Ocean Grove boardwalk reopens after Sandy damage

WAYNE PARRY
Associated Press

OCEAN GROVE, N.J. (AP) — With the ceremonial reopening of the Ocean Grove boardwalk Thursday morning, most of the Jersey shore’s boardwalks are back in business following Superstorm Sandy.

The walkway in the Ocean Grove section of Neptune Township was the final major project to rebuild a boardwalk damaged by the storm, but it was not the last.

Part of Long Branch’s storm-wrecked boardwalk won’t be repaired until this fall. And the Seaside Park boardwalk, destroyed by a spectacular fire last September, is just about finished and will be connected to the walkway in neighboring Seaside Heights by this weekend.

Gov. Chris Christie chose the Ocean Grove boardwalk — which will have one last section rebuilt in the fall — to kick off the July 4 weekend and take stock of the shore’s recovery from the October 2012 storm.

He said the reconstruction of the walkway represents “a cap on another stage — not the completion — of our recovery from Hurricane Sandy. If you look at where we are today in New Jersey compared to the way we felt on Oct. 29, 2012, we have all done an excellent job.”

Dale Whilden, president of the Ocean Grove Camp Meeting Association, which owns the walkway and the land in Ocean Grove, had been counting the days to recovery.

“It was 613 days ago that Hurricane Sandy destroyed and wreaked such havoc at the Jersey shore,” he said. “It has been a long road.”

The association, a privately run religious group, got turned down twice by the Federal Emergency Management Agency for repair money before prevailing on the third try. Ocean Grove eventually got $2.36 million for its boardwalk.

Long Branch, whose main oceanfront walkway is an elevated stone structure called the Promenade, still has a mile-long section of wooden boardwalk that was damaged by Sandy and needs to be rebuilt, along with the earthen bluff that supports it. The city received the $14.5 million in funding in January but has yet to agree on a design acceptable to FEMA, meaning the work won’t start until fall.

The plan under consideration calls for moving the boardwalk back from the edge of the now-eroded cliff it once sat on, shoring up the bluff and protecting it with some sort of rock or steel wall at its base.

Founded as a Methodist seaside religious retreat just south of Asbury Park, Ocean Grove is listed on the National Register of Historic Places for its widespread Victorian architecture.

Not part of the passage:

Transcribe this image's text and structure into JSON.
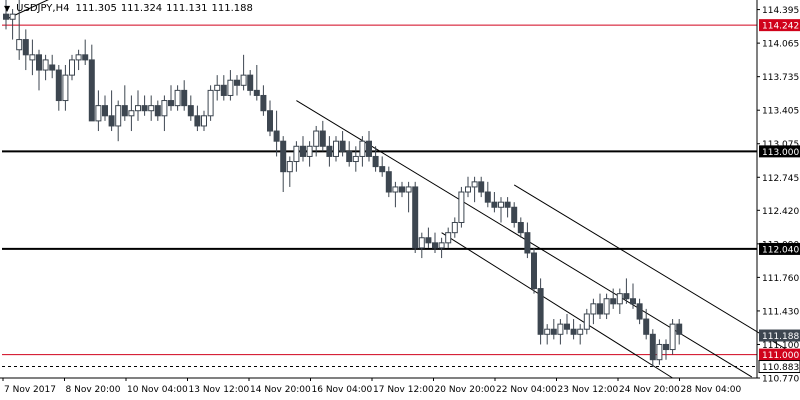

Centered on a church called the Great Auditorium, it has a population of about 3,300 year-round residents that grows each summer when founding family descendants rent 114 tents on wooden platforms near the auditorium to be close to its religious services. The place that calls itself “God’s square mile at the Jersey shore” keeps its beach closed on Sundays until after noon.

Its pier also was damaged in the storm, and FEMA denied reimbursement for that as well. The association is appealing that decision, too.